Olafur Eliasson, Contact, 2014.

Contact is Eliasson's first solo show in France since that pivotal exhibition at MAM, and only the second solo exhibition presented at the Fondation Louis Vuitton (the first is devoted to the works of its architect, Frank Gehry), which opened its doors in October 2014. By all accounts, the architecture, with its sweeping glass and steel sails has been described as potentially "overpowering" as a space to exhibit art, and has already attracted some detractors. Drawing his initial inspiration from the soaring glass ceilings of belle-epoque Paris's Grand Palais, Gehry's design alternately resembles the hull of a great ship and the tip of an iceberg floating in the Bois de Boulogne. Eliasson, however, is more than up to the challenge of engaging with Gehry's architecture--here, the iceberg is transformed into a spaceship.

Olafur Eliasson, Double Infinity, 2014.

When discussing his approach to the "strong architecture" of the site, Eliasson explained, "While Gehry follows highly complex principles, I've chosen to use simple geometry, eventually reducing my intervention to basic shapes that provide the exhibition with a 'geometric metronome.'" An overhead view of the exhibition reveals his geometric sensibilities: a series of curving spaces and galleries in the round, where the viewer travels through space in wide orbital trajectories or narrow labyrinthine twists. Spherical windows opening onto inverted vistas of Gehry's building punctuate the space, like portholes.

Olafur Eliasson, Bridge from the future, detail, 2014.

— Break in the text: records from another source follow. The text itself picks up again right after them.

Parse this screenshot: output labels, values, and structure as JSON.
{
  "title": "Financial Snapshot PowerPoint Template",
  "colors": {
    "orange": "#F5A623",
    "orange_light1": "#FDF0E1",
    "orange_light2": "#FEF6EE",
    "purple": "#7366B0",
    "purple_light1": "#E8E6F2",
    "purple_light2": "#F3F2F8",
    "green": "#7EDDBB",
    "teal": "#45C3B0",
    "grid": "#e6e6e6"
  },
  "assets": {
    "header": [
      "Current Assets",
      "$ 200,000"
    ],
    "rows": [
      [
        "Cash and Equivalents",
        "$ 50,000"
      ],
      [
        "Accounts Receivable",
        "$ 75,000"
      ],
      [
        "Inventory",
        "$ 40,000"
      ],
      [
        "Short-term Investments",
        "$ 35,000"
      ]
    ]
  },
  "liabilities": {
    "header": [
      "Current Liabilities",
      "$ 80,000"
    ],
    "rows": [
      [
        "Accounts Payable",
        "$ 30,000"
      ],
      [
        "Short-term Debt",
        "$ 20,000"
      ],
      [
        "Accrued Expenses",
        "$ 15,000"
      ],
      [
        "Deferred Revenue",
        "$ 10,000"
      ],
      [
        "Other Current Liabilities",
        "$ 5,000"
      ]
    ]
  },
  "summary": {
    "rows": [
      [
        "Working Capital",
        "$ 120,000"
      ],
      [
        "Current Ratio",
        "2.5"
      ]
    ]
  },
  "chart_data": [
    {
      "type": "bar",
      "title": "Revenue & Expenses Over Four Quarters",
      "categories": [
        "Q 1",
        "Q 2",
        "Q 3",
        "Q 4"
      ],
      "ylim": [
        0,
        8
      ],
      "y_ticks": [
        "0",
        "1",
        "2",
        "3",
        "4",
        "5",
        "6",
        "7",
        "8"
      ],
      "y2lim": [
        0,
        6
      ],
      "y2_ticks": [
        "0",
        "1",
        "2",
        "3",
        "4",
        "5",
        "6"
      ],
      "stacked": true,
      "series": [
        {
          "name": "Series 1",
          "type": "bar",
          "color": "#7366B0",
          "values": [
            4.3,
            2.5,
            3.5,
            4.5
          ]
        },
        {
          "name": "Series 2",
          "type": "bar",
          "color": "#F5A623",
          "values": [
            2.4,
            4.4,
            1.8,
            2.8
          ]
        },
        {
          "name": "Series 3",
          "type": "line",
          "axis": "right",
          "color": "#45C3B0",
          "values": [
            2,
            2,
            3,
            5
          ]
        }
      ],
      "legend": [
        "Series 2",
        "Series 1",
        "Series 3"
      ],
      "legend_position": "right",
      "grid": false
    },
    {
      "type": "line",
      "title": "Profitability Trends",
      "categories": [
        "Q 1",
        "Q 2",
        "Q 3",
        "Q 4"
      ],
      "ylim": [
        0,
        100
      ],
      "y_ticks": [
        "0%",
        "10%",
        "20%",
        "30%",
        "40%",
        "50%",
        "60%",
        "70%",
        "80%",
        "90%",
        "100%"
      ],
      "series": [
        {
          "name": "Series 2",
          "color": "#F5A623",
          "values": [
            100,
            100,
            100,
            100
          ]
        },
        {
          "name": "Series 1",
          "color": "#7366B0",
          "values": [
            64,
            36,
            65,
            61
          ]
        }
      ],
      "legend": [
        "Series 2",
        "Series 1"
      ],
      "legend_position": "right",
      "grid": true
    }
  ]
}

The exhibition revolves around two large-scale, circular installations. In the first, Map for unthought thoughts, a light source situated on the floor of the gallery illuminates a lattice structure that casts a choreography of shadows across the wall, with the viewers' bodies playing an integral role in the dynamic interplay of shadows. A mirrored wall completes the illusion of an entirely circular space. In Contact's second installation viewers encounter a sloping floor, emulating a planetary curve, and a bright, golden horizon line, reminiscent of a celestial eclipse. In a transitional space set between the installations the space titled Double Infinity forms a passageway in the shape of the infinity symbol, with two portholes on either end, perhaps suggesting the looping pathways of electrons or satellites, the future and the past, or the grip of space. The walls are textured here, covered with black sandpaper.

Olafur Eliasson, Big Bang Fountain, 2014.

As the viewer continues the orbit, one moves from the expansive, meditational space of Contact and into a hallway that leads to the sculpture Bridge from the future. Based on a model of a black hole, the stylized spiral recalls other forceful whorls that occur in nature: tornadoes and whirlpools. The final installation brings the viewer to the moment of the inception of the cosmos: in Big Bang Fountain, a strobe light flashes, bringing into momentary focus a burst of water. With each successive flash, a new eruption of water splashes and the shape changes, frozen in an image of collapsing and expanding forms.

Olafur Eliasson, Inside the Horizon, 2014.

Finally, the viewer is let out at the center of Eliasson's installation commissioned by the Fondation, Inside the Horizon, a series of mirrors and lighted panels emanating a golden glow, lining a promenade along a pool of water that spans the museum's lower levels. Here one is given a choice: turn right and continue to other sectors of the museum, perhaps to take in the Gehry exhibition featuring maquettes of his major works, or the permanent collection, currently featuring works by Ed Atkins, Isa Genzken, Maurizio Cattelan, Annette Messager, Wolfgang Tillmans, and others. Or, you could turn left, to continue on in a second orbit of Eliasson's cosmic installations. It's up to you. As Eliasson advises, "It is about feeling your own presence, taking charts of your own trajectory, your own orbit, in your new 'asteroid' self."